Re: [PATCH 1/2] KVM: MMU: fix ept=0/pte.u=0/pte.w=0/CR0.WP=0/CR4.SMEP=1/EFER.NX=0 combo

From: Xiao Guangrong
Date: Thu Mar 10 2016 - 07:15:07 EST




On 03/10/2016 06:09 PM, Paolo Bonzini wrote:


On 10/03/2016 09:27, Xiao Guangrong wrote:


+ if (!enable_ept) {
+ guest_efer |= EFER_NX;
+ ignore_bits |= EFER_NX;

Update ignore_bits is not necessary i think.

More precisely, ignore_bits is only needed if guest EFER.NX=0 and we're
not in this CR0.WP=1/CR4.SMEP=0 situation. In theory you could have
guest EFER.NX=1 and host EFER.NX=0.

It is not in linux, the kernel always set EFER.NX if CPUID reports it,
arch/x86/kernel/head_64.S:

204 /* Setup EFER (Extended Feature Enable Register) */
205 movl $MSR_EFER, %ecx
206 rdmsr
207 btsl $_EFER_SCE, %eax /* Enable System Call */
208 btl $20,%edi /* No Execute supported? */
209 jnc 1f
210 btsl $_EFER_NX, %eax
211 btsq $_PAGE_BIT_NX,early_pmd_flags(%rip)
212 1: wrmsr /* Make changes effective */

So if guest sees NX in its cpuid then host EFER.NX should be 1.

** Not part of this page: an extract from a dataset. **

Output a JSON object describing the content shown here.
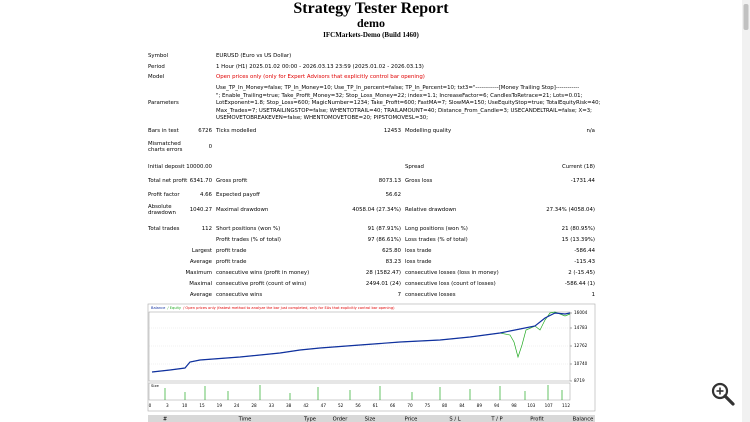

This is what I came up with (plus some comments :)):

u64 guest_efer = vmx->vcpu.arch.efer;
u64 ignore_bits = 0;

if (!enable_ept) {
if (boot_cpu_has(X86_FEATURE_SMEP))
guest_efer |= EFER_NX;
else if (!(guest_efer & EFER_NX))
ignore_bits |= EFER_NX;
}

Your logic is very right.

What my suggestion is we can keep ignore_bits = EFER_NX | EFER_SCE;
(needn't conditionally adjust it) because EFER_NX must be the same
between guest and host if we switch EFER manually.

My patch is bigger but the resulting code is smaller and easier to follow:

guest_efer = vmx->vcpu.arch.efer;
if (!enable_ept)
guest_efer |= EFER_NX;
...
if (...) {
...
} else {
guest_efer &= ~ignore_bits;
guest_efer |= host_efer & ignore_bits;
}

I agreed. :)